Francesco Tricarico aveva molta voglia di far uscire il suo nuovo album Da chi non te lo aspetti. Quasi una smania, la sua, legata all’urgenza di fa sapere, a chi lo segue che cosa pensa, sente e vive, in un momento che è stato difficile ma che ora lo vede aprire le braccia alla voglia di essere felice. Così, in un’altalena di sentimenti che dalla forza dei sogni arriva a toccare anche la paura e il suo non essere «dominabile, ma addomesticabile sì», ecco che cosa ci ha raccontato uno dei più intelligenti e genuini cantautori italiani.
Partiamo dal titolo: Da chi non te lo aspetti si riferisce a belle o brutte sorprese?
Nasce da un’accezione negativa, ma poi il tentativo è quello di ribaltare tutto e dare positività al fatto di ricevere cose inaspettate e non per forza gradite.
Qual è, quindi, la chiave per riuscire in questa operazione di ribaltamento?
Farlo. Ribaltare. Pensare che tutto quello che accade è un dono. Riuscire a non giudicare nulla come “bello” o “brutto” ma far prevalere la nostra interpretazione, come già diceva e consigliava di fare un certo Shakespeare. Il senso è che bisogna tornare a essere più magici, per vivere una vita felice e far accadere cose straordinarie.
La vedi da sempre così o è un pensiero nuovo, recente?
Più che pensarlo, lo vedo da sempre. Ho sempre osservato che tutto poteva essere ribaltato, che, per esempio, l’altra faccia dell’amore è l’assenza, che una grande felicità porta, a volte, a un grande dolore, grandi fatiche e poi grandi soddisfazioni … L’imprevisto, l’inaspettato mi affascina da sempre.
Di quali altri sentimenti e pensieri è figlio questo disco?
Prima di tutto è figlio della voglia che uscisse. Della voglia di ripartenza, di un nuovo inizio. Ecco, alla base c’è questo credo inconscio di voglia di vivere.
C’è anche, nei brani, un allontanamento della paura …
Sì, io penso che la paura non si possa sconfiggere, quindi non ho problemi a dire che io ho paura. Temo molto, invece, quelli che dicono il contrario. Penso, però, che sia un mezzo straordinario, se governato e questo è possibile riuscire a farlo. La paura è la porta della conoscenza, se la addomestichi.
Che cosa ti fa paura?
Molti, oggi, hanno paura della solitudine, io al contrario avevo paura della gente. La solitudine, al contrario, per me è fantasia, risorsa, infinito, immaginazione. Gli altri mi fanno un po’ paura quando creano quell’apparente apertura che è tipica dei social. “Guarda, ti faccio vedere casa mia, ti faccio vedere pure i miei figli” come se ti avessero invitato a entrare, ma poi se bussi per davvero a quello porta, loro la chiudono a chiave e ti dicono “Ma tu chi sei?”. Tutto questo è deformante, quasi folle e non ha senso. E sì, è una finzione che mi spaventa, anche se i social li uso quasi ogni giorno.

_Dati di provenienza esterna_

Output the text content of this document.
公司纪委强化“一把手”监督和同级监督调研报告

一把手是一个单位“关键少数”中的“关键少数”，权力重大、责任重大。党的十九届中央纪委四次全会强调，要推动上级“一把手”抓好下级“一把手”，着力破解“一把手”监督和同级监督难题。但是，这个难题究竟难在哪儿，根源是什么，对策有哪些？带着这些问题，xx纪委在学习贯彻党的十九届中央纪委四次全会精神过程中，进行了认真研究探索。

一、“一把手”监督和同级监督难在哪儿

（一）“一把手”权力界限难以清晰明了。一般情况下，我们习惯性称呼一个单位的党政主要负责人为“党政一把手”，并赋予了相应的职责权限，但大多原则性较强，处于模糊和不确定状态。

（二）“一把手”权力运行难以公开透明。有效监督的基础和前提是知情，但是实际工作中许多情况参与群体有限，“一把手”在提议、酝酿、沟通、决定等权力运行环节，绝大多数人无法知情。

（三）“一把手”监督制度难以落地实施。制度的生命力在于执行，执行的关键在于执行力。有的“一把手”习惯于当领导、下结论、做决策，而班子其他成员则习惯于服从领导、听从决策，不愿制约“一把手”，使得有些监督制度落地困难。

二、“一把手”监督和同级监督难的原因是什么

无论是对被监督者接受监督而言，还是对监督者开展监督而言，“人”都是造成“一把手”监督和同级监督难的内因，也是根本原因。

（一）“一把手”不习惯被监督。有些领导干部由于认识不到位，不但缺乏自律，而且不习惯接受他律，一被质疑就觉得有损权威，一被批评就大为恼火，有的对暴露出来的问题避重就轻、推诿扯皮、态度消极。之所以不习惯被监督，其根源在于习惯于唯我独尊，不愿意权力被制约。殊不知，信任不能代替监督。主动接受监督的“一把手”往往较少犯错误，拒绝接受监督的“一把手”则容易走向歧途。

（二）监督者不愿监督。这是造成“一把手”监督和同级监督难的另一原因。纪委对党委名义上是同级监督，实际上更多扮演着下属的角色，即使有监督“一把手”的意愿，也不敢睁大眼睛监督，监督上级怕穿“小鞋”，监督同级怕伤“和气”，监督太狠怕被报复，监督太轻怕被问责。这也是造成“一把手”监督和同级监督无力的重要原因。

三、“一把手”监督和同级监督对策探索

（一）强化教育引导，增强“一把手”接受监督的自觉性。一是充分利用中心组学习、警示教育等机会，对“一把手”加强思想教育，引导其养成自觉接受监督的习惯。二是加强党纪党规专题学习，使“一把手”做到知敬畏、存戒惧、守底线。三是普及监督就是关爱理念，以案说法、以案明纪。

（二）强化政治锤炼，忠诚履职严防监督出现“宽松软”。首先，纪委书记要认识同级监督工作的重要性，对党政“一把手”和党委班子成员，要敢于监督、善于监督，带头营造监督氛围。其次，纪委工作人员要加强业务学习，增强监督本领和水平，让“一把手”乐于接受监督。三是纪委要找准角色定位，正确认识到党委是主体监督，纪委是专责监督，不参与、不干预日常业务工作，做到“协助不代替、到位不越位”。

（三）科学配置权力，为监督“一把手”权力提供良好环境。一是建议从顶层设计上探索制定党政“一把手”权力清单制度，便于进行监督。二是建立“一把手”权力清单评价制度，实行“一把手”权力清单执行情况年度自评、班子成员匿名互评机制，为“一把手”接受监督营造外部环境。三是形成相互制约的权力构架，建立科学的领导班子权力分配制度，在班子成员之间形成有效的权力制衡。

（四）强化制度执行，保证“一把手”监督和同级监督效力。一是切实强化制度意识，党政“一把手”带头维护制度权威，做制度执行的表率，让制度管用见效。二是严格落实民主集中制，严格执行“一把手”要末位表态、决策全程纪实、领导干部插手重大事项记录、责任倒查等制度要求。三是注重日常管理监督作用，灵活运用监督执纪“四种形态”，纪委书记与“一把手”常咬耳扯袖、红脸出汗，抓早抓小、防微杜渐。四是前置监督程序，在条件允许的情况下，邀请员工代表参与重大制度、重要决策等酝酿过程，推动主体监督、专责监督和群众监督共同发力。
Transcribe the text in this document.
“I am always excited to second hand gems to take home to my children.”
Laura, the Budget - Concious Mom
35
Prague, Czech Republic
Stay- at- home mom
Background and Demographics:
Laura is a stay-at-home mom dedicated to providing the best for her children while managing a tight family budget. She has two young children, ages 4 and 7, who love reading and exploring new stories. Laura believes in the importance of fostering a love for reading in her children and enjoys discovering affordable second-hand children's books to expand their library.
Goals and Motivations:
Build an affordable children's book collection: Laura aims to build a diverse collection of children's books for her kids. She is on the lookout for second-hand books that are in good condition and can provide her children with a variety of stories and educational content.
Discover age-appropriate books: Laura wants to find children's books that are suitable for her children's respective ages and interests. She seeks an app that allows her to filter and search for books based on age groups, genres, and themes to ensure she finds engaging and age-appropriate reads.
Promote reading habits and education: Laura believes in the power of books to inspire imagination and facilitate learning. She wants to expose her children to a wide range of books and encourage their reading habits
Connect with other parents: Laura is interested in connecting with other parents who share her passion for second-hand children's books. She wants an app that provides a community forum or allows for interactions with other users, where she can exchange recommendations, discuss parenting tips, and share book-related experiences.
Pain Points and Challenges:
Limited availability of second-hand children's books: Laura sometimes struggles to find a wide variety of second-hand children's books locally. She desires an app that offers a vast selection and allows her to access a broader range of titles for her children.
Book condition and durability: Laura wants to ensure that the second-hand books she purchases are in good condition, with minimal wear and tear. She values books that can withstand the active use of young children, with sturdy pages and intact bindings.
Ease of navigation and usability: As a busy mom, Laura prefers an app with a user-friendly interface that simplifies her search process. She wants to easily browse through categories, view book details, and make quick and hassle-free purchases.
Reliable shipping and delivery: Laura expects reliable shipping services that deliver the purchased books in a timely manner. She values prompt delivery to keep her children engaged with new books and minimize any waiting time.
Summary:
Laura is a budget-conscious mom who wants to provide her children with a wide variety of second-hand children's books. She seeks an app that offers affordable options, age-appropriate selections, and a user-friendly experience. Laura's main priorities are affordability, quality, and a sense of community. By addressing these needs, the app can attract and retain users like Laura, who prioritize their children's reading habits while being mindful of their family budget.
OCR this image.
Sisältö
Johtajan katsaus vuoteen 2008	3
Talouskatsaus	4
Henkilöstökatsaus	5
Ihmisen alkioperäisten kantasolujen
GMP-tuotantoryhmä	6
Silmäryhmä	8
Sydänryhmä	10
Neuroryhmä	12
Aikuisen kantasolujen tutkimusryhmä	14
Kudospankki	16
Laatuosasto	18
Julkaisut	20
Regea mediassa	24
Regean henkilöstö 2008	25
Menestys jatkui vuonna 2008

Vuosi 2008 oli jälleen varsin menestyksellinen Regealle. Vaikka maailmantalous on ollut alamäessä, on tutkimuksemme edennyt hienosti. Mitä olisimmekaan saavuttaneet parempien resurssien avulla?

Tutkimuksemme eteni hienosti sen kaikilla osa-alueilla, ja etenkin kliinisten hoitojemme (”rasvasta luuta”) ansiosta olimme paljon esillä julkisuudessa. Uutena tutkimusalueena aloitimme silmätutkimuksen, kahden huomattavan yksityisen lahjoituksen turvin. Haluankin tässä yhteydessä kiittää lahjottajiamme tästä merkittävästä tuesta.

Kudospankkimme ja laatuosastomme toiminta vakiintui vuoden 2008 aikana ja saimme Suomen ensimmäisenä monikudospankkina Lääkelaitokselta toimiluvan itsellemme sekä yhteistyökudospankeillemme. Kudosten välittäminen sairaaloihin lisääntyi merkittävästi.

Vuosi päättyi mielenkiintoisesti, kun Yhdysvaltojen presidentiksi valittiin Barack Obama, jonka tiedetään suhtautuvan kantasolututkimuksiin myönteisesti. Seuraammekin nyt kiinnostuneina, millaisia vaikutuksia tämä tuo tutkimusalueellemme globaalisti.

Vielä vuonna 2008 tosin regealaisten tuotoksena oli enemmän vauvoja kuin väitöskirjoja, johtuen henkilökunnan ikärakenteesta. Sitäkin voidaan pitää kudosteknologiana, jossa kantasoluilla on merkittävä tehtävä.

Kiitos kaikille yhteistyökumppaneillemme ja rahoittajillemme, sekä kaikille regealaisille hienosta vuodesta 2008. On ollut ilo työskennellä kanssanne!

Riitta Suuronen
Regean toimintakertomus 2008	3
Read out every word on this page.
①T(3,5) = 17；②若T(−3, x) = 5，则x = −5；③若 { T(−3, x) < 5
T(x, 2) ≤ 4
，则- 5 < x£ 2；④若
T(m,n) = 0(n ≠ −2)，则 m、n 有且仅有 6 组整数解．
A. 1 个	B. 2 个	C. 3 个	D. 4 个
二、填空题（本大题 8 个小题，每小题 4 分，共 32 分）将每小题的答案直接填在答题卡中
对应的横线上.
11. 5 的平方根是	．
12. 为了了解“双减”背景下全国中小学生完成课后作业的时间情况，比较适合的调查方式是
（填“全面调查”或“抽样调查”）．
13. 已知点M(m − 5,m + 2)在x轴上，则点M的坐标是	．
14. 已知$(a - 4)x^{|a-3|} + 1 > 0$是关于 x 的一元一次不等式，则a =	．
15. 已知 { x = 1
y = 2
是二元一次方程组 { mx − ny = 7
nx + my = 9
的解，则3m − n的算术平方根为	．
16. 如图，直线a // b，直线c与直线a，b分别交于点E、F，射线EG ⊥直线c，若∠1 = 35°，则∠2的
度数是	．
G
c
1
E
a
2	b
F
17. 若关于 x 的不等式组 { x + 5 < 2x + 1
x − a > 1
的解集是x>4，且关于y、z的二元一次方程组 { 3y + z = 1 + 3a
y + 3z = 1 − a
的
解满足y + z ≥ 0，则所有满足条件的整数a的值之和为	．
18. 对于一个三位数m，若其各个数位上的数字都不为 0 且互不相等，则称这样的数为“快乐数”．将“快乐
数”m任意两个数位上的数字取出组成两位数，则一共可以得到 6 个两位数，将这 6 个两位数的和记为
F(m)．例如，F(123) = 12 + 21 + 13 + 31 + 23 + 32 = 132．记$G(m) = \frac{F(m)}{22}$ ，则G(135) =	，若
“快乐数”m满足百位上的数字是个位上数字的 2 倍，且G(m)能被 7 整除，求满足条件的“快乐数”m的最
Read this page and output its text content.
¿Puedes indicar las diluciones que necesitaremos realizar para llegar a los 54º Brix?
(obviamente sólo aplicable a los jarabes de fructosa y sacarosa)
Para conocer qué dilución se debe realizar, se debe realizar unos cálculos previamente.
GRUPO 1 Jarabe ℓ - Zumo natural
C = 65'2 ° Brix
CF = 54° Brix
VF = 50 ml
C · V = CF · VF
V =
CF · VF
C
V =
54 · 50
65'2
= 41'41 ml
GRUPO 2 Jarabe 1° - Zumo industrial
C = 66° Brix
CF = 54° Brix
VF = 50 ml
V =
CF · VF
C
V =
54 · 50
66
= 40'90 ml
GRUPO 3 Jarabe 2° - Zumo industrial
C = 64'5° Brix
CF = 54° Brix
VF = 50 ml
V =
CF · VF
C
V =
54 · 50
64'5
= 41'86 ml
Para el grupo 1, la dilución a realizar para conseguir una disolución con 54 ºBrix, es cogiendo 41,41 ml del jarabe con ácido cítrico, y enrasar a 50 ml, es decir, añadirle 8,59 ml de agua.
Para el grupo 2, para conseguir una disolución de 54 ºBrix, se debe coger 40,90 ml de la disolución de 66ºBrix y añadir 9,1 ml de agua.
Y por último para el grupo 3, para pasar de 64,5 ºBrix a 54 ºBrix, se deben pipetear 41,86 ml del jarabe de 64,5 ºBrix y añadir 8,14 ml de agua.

Nel pezzo Paradiso parli di relazioni amorose e dici «che la vita tua sia solo tua e la vita mia sia solo mia»: che tipo di volontà esprime quel verso?
La mezza mela che si unisce secondo me è meglio che non si unisca. Era un pensiero sull’amore, dove ognuno sia capace di conservare la propria autonomia e completezza, la capacità, insomma, di stare saldi sulle proprie gambe e rifiutare l’immagine dell’altro come bastone della vecchiaia.
Che affinità avete, invece, tu e Arisa che duetta, magnificamente, con te nel brano Una cantante di musica leggera?
Di Arisa mi piace tanto la sua intelligenza, la sua capacità di recitare, il suo coraggio e la sua capacità di rischiare, che si sappia mettere in gioco. Lei è una che si espone, che sa vincere la paura portandosela sottobraccio. La ritengo un’artista capace di comunicare emozioni e trasmetterle in modo semplice, con la volontà di farsi capire.
Partirai per un tour (anche se non sono ancora uscite le date): com’è cambiato il modo di vivere i live rispetto agli esordi?
I concerti sono sempre come incontri di boxe, primo perché non puoi scappare, poi perché puoi divertirti, governando, di nuovo, la paura. Il palco è magia, per me, è il luogo della comunicazione e più passa il tempo e più diventa la dimensione della libertà, dello stupore e della meraviglia. Suonare, per me, diventa sempre più bello.